Ok, let me just complain for once. Complaining is healthy. Studies says that your little toe hurts less when you smash it if shouting curses out loud, so complaining should have a similar effect. I did not enjoy Liguria.
Let’s start with the nice side. A coastline of cliffs along that Mediterranean Sea we all highly regard (or at least we do in Europe). A large number of nice beaches to swim in, and nice views over the top of the hills. The views improve over oblique sunlight, that is, at sunrise or sunset, when the horizon dyes itself in a palette of yellow and red tones that give a nice contrast with the blue sea and the dark green vegetation of the hills.
Now: so what!? The Mediterranean is bloody large, and this piece is not unique in any aspect. Oblique sunlight will have that warm effect in the horizon almost everywhere. Vegetation is a typical south-Mediterranean: yellowish dry scruff with some dark olive green trees, that having grown up in Spain I find it rather boringly normal to say the least. Hills are mostly a strata of slates and granite that makes it an interesting surface to climb, but not of a dimension interestingly enough to see. The only thing is the mix of warm horizon in the blue sea on top of a hill… And again, for god’s sake you get that along many thousands of kilometres over the Mediterranean, not to name other Seas in the world.
Still, it’s not la crème de la crème, but it’s very nice, isn’t it? Yeah well, it’s okayish. I just, to make it worse, couldn’t enjoy it. More than 200km of nothing but small hills with dangerous descents to begin with. Just one small hill after the other, and another and another: exhausted I was, for nothing. Not a single flatland, nothing easy to ride on, plenty of closed roads, plenty of forbidden ways. No hosts, no warm food, just sleeping raw in the streets and not showering for three days. And it’s not that I could at least enjoy the descents, you know, I like speed and that: no, descents were of high traffic, very short spaces, and dangerous pronounced curves on top of a cliff, all the time. I had never heard my brakes making those noises, never, not even in the Alps.
Alps, you might compare: there is one huge factor involved, the most important of all: motivation. I wanted to cross the Alps from the beginning, it was my goal and my moment of heroism. One huge climb where the higher I went the more rewarded I felt and the more energies I obtained. And the view: those were tall sharp rocks spanning over a type of terrain I love much more than sea: earth, large summits, and shiny green vegetation. And then, my reward: the descent. Liguria had none of that initial interest, it was actually quite the most normalish thing of all to visit, and too many things went wrong.
The day to La Spezia was the intense one.
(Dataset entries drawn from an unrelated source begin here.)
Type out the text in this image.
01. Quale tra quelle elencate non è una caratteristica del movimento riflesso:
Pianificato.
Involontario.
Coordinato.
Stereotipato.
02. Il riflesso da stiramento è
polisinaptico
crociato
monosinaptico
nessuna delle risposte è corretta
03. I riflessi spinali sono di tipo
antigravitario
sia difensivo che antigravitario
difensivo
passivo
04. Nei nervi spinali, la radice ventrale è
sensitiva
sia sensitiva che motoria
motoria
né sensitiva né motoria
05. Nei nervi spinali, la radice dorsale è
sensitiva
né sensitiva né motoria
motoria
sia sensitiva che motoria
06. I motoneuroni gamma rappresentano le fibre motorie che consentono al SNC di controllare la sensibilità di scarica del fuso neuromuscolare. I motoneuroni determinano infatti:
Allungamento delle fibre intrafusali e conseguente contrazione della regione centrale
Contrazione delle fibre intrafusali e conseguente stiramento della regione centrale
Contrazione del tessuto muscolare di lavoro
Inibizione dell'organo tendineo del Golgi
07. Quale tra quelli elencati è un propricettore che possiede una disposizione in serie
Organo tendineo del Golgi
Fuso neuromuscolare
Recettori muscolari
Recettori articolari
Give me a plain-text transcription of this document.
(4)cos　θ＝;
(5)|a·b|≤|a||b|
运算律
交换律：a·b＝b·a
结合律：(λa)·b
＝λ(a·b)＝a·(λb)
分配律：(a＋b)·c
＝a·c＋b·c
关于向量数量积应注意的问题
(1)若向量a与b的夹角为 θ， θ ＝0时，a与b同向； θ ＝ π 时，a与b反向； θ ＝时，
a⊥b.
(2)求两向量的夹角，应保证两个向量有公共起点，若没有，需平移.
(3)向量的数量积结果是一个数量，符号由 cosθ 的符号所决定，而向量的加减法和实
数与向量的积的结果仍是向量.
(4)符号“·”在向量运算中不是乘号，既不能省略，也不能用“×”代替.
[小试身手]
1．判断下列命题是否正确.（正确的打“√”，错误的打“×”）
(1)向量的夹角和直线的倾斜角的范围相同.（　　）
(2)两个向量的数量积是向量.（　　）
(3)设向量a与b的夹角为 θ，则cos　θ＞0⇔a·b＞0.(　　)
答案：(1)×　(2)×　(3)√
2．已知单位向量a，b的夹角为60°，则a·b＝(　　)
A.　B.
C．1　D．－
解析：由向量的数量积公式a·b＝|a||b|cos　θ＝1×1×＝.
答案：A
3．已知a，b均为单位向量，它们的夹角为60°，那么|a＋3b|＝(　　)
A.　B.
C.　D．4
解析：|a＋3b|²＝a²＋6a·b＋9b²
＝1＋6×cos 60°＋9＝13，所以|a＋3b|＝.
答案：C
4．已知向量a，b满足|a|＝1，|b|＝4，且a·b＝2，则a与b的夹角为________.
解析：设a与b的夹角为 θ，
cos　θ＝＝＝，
I was already exhausted from the previous day and that night I barely slept in the rocks (we just threw our sleeping bags in some nice beach). My motivation was doomed from the last day, but even though I barely slept, I felt a bit better after swimming in the sea and playing a bit of climbing in those rocks. Then we did some forbidden tunnels, some hell of hills, and Leon’s rear tyre exploded. Yeah, the tyre, not the tube. And it exploded, not just a classic flat. Fearing that it was not a fixable thing, I started laughing instead of crying, until Leon pointed out some bandages. There we found a way to continue with a wheel whose protuberation was growing up quick, until the nearest bike shop in Fossano, where we got a new tyre, and a message from a possible host. Happy day after all seems like.
But then the host stopped answering after asking us for a selfie, not to our messages nor to the calls. We continued, at night, going on top of the Cinque Terre Park hills, until we found out that a road was cut off due to some landslides, and the only possible way was down to Vernazza in a descent that made our fingers very numb from breaking. Down there we found ourselves in a very very small and quite standard village overpopulated by tourists consuming quite expensive food and drinks, with no space at all to sleep, being illegal to camp, not in a good mood and with too much noise around. It was enough for me. I demanded to take a train out of that bloody region. Which then had too narrow corridors that forced me to detach the luggage of the bike in the last minute… Hell how completely out burned I was! Not even wanting to look for food, even passing three kebabs on the way, there was only one thing I wanted: a piece of silent grass to sleep in. We found it in some residential outskirts of La Spezia.
The day after, still very much mad and hesitating to even try the Apennines, I demanded a hostel. Over our budget, but at least the previous days where cheap. A day of resting, and I woke up completely decided to cross the Apennines in just one day, just out of spite, to Parma, to later go to Modena and Bologna before recrossing to Firenze. No way I would give up what I actually wanted for something I actually despise. And that was a bloody perfect road!

One thing I have to say in favour of Liguria: they have Genova. Absolutely gorgeous city. The labyrinth centre is totally awesome to ride a bike in. Tall buildings with very narrow streets, a feature that reminded me of many places in Andalusia, Spain. Don’t miss Genova if you’re visiting the region, but take the rest with a pinch of salt.